The North Carolina Marriage Amendment is modeled after Idaho’s, as shown below. As shown below, the North Carolina Amendment is less restrictive than Virginia’s, effectively the same as South Carolina’s and more restrictive than Tennessee’s. In my opinion, the North Carolina Amendment is the most clear and concise as compared to our surrounding States.
North Carolina the Marriage Amendment:
Marriage between one man and one woman is the only domestic legal union that shall be valid or recognized in this State. This section does not prohibit a private party from entering into contracts with another private party; nor does this section prohibit courts from adjudicating the rights of private parties pursuant to such contracts.
Idaho Amendment (2006):
A marriage between a man and a woman is the only domestic legal union that shall be valid or recognized in this state.
[Unlike the NC version, Idaho does not expressly protect private contracts pertaining to domestic relations between same sex adults]
Virginia Amendment (2007):
Only a union between one man and one woman may be a marriage valid in or recognized by this Commonwealth and its political subdivisions. This Commonwealth and its political subdivisions shall not create or recognize a legal status for relationships of unmarried individuals that intends to approximate the design, qualities, significance, or effects of marriage.
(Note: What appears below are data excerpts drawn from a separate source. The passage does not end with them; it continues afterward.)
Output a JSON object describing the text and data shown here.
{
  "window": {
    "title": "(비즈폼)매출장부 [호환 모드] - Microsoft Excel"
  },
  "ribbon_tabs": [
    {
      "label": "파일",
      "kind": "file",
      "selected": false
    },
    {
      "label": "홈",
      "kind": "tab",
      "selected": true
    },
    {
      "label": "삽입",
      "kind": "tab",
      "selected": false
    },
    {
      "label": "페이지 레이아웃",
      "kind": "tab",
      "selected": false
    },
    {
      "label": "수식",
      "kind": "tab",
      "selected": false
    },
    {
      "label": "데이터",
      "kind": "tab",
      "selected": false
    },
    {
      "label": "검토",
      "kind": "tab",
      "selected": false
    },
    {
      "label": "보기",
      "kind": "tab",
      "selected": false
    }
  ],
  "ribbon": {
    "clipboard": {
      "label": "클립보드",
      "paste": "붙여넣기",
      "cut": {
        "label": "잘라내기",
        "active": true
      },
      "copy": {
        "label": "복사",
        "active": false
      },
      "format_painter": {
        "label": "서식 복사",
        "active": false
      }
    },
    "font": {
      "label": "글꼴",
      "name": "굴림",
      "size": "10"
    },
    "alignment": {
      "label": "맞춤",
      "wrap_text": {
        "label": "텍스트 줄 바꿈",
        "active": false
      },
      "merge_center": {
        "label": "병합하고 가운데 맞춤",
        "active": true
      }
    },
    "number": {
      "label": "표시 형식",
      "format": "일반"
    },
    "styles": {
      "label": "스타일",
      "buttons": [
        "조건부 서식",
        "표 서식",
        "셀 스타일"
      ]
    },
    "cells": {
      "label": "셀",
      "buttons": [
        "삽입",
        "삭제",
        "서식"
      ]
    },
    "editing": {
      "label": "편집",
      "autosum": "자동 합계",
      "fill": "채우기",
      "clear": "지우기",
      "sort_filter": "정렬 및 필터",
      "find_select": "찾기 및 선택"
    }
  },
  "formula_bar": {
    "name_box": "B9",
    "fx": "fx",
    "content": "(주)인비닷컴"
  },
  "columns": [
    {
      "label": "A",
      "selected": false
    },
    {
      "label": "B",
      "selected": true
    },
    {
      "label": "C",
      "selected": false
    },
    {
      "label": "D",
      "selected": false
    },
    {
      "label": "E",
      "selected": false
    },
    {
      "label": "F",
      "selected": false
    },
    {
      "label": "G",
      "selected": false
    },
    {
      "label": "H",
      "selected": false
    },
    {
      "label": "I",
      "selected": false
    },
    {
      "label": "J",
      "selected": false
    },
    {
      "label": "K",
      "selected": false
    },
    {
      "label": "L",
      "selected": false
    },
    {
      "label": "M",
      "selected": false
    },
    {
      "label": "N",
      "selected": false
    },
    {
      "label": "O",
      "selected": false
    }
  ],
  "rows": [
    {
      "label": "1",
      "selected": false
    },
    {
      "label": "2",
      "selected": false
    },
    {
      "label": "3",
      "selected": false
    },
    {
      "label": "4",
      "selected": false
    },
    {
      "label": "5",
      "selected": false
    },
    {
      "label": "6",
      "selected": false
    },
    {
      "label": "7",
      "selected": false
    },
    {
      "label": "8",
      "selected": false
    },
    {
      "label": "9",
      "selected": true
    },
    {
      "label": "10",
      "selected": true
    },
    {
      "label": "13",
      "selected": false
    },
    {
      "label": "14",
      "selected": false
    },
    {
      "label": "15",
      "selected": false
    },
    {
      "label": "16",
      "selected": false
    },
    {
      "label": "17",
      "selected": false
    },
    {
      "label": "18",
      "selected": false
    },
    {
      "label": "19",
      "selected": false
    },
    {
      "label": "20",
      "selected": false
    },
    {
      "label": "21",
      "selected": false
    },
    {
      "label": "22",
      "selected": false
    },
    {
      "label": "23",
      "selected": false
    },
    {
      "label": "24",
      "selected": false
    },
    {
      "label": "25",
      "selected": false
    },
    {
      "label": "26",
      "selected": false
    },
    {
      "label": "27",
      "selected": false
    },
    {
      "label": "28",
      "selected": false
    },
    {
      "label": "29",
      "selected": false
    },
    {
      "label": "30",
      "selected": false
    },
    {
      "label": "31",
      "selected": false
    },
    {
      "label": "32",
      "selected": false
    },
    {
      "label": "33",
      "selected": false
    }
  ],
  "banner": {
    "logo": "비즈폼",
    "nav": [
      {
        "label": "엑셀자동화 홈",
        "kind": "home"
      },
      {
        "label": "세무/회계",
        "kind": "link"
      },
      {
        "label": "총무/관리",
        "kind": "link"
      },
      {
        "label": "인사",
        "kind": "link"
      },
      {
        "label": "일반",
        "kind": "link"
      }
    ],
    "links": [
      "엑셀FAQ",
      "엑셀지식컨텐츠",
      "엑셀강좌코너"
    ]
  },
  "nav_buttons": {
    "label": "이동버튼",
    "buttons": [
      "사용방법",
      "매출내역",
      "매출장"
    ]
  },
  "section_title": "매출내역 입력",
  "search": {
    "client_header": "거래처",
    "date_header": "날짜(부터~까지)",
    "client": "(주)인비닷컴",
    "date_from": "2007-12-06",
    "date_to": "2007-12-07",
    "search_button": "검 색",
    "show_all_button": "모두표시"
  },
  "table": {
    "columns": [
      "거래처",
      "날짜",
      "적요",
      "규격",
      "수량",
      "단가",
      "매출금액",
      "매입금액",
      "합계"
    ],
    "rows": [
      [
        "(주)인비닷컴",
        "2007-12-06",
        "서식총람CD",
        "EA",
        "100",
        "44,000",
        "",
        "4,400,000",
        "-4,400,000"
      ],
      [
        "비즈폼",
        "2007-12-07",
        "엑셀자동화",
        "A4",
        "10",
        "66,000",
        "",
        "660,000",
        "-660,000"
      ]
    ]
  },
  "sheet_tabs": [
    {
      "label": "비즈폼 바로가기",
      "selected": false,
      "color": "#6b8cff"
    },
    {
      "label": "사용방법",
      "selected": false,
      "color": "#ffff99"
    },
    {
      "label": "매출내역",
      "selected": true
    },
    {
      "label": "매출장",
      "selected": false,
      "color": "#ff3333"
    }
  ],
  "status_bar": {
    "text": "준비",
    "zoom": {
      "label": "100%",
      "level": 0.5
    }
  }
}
Nor shall this Commonwealth or its political subdivisions create or recognize another union, partnership, or other legal status to which is assigned the rights, benefits, obligations, qualities, or effects of marriage.
[prohibits same sex marriage, civil unions, and private contract]
South Carolina (2006):
This amendment provides that the institution of marriage in South Carolina consists only of the union between one man and one woman. No other domestic union is valid and legal. The State and its political subdivisions are prohibited from creating or recognizing any right or claim respecting any other domestic union, whatever it may be called, or from giving effect to any such right or benefit recognized in any other state or jurisdiction. However, this amendment also makes clear it does not impair rights or benefits extended by this State, or its political subdivisions not arising from other domestic unions, nor does the amendment prohibit private parties from entering into contracts or other legal instruments.
[prohibits same sex marriage and civil unions]
The historical institution and legal contract solemnizing the relationship of one man and one woman shall be the only legally recognized marital contract in this state. Any policy or law or judicial interpretation, purporting to define marriage as anything other than the historical institution and legal contract between one man and one woman is contrary to the public policy of this state and shall be void and unenforceable in Tennessee. If another state or foreign jurisdiction issues a license for persons to marry and if such marriage is prohibited in this state by the provisions of this section, then the marriage shall be void and unenforceable in this state.